Secondly, C++ has template classes for generic programming. A templated Pool class can work with all kinds of types: QuadTrees, Monsters, Bullets, Explosions, etcetera.
Thirdly, C++ classes have constructors and destructors. In order to do this right, the pool allocator must properly construct and destruct objects when they are allocated and freed. In C++, placement new takes some already allocated memory, and calls the constructor for it. And in case you're wondering, manually calling a destructor requires no special trickery.
template <typename T>
class Pool {
public:
    // insert boilerplate here ...

    T* alloc(void) {
        if (v_.empty()) {
            // allocate new object
            return new T();
        }

        // take last object in pool
        size_t idx = v_.size() - 1;

        // use placement new to construct
        T* t = new (v_[idx]) T();

        // remove item from vector
        v_.erase(v_.begin() + idx);

        // return object pointer
        return t;
    }

    void free(T* t) {
        v_.push_back(t);
        // destruct t
        t->~T();
    }

private:
    std::vector<T*> v_;
};
This code works with raw pointers, and you can get philosophical and argue that these should be std::unique_ptr<T> objects, that are std::move()d around. And with C++14, you can use std::make_unique<T>().
[I didn't bother because personally, I'm no fan of std::unique_ptr. I think the syntax is horrid, and I wish they would have invented a new keyword instead for strong referencing pointers.]

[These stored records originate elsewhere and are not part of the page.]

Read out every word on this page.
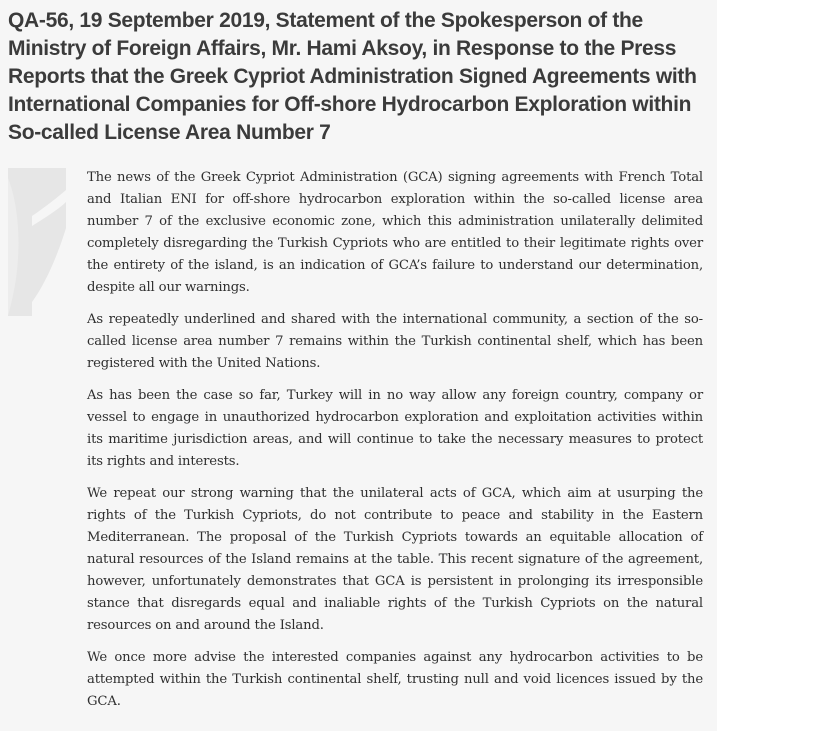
QA-56, 19 September 2019, Statement of the Spokesperson of the Ministry of Foreign Affairs, Mr. Hami Aksoy, in Response to the Press Reports that the Greek Cypriot Administration Signed Agreements with International Companies for Off-shore Hydrocarbon Exploration within So-called License Area Number 7

The news of the Greek Cypriot Administration (GCA) signing agreements with French Total and Italian ENI for off-shore hydrocarbon exploration within the so-called license area number 7 of the exclusive economic zone, which this administration unilaterally delimited completely disregarding the Turkish Cypriots who are entitled to their legitimate rights over the entirety of the island, is an indication of GCA’s failure to understand our determination, despite all our warnings.

As repeatedly underlined and shared with the international community, a section of the so-called license area number 7 remains within the Turkish continental shelf, which has been registered with the United Nations.

As has been the case so far, Turkey will in no way allow any foreign country, company or vessel to engage in unauthorized hydrocarbon exploration and exploitation activities within its maritime jurisdiction areas, and will continue to take the necessary measures to protect its rights and interests.

We repeat our strong warning that the unilateral acts of GCA, which aim at usurping the rights of the Turkish Cypriots, do not contribute to peace and stability in the Eastern Mediterranean. The proposal of the Turkish Cypriots towards an equitable allocation of natural resources of the Island remains at the table. This recent signature of the agreement, however, unfortunately demonstrates that GCA is persistent in prolonging its irresponsible stance that disregards equal and inaliable rights of the Turkish Cypriots on the natural resources on and around the Island.

We once more advise the interested companies against any hydrocarbon activities to be attempted within the Turkish continental shelf, trusting null and void licences issued by the GCA.
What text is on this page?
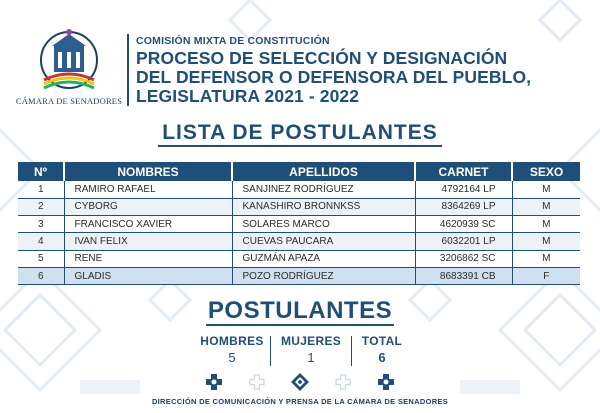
CÁMARA DE SENADORES
COMISIÓN MIXTA DE CONSTITUCIÓN
PROCESO DE SELECCIÓN Y DESIGNACIÓN
DEL DEFENSOR O DEFENSORA DEL PUEBLO,
LEGISLATURA 2021 - 2022
LISTA DE POSTULANTES
Nº	NOMBRES	APELLIDOS	CARNET	SEXO
1	RAMIRO RAFAEL	SANJINEZ RODRÍGUEZ	4792164 LP	M
2	CYBORG	KANASHIRO BRONNKSS	8364269 LP	M
3	FRANCISCO XAVIER	SOLARES MARCO	4620939 SC	M
4	IVAN FELIX	CUEVAS PAUCARA	6032201 LP	M
5	RENE	GUZMÁN APAZA	3206862 SC	M
6	GLADIS	POZO RODRÍGUEZ	8683391 CB	F
POSTULANTES
HOMBRES
5
MUJERES
1
TOTAL
6
DIRECCIÓN DE COMUNICACIÓN Y PRENSA DE LA CÁMARA DE SENADORES
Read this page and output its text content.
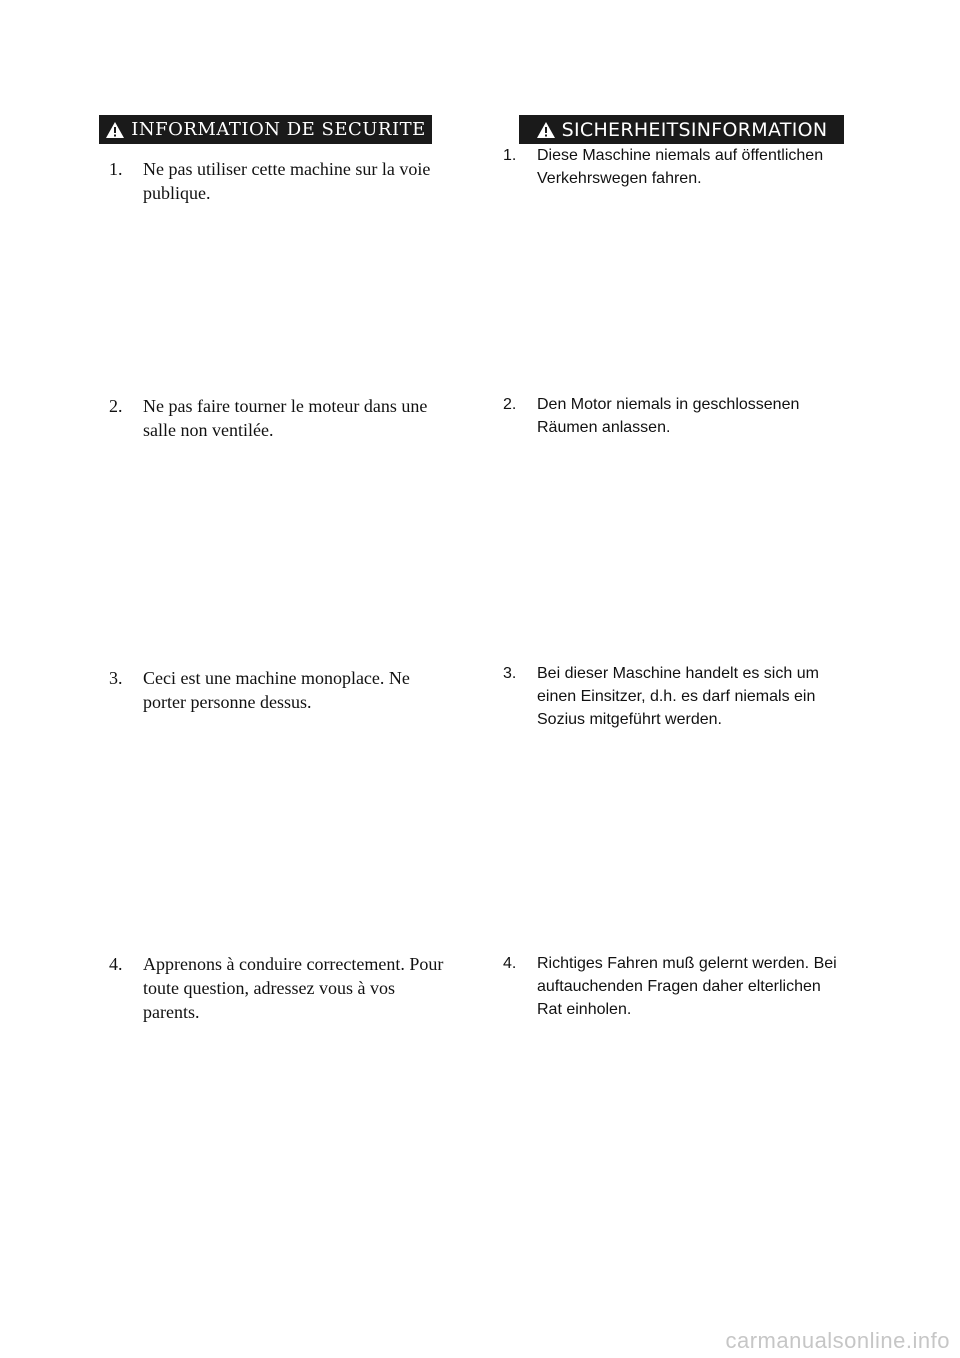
INFORMATION DE SECURITE	SICHERHEITSINFORMATION
1. Ne pas utiliser cette machine sur la voie publique.
2. Ne pas faire tourner le moteur dans une salle non ventilée.
3. Ceci est une machine monoplace. Ne porter personne dessus.
4. Apprenons à conduire correctement. Pour toute question, adressez vous à vos parents.
1. Diese Maschine niemals auf öffentlichen Verkehrswegen fahren.
2. Den Motor niemals in geschlossenen Räumen anlassen.
3. Bei dieser Maschine handelt es sich um einen Einsitzer, d.h. es darf niemals ein Sozius mitgeführt werden.
4. Richtiges Fahren muß gelernt werden. Bei auftauchenden Fragen daher elterlichen Rat einholen.
carmanualsonline.info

Growing the vector means doing implicit memory allocations, something that we were trying to avoid in the first place..! Luckily, this will only happen the first time around; the pool will grow to a certain size and then stay that size as objects start being reused. An optimization would be to reserve chunks of space in advance, so that the vector need not be resized as often.
You can avoid working with pool arrays altogether, by chain linking objects to a free-list. This requires the objects to have a pointer member though (to make the chain link), and this breaks the generic nature of the Pool template class that is shown above. It would be an elegant solution for plain C however.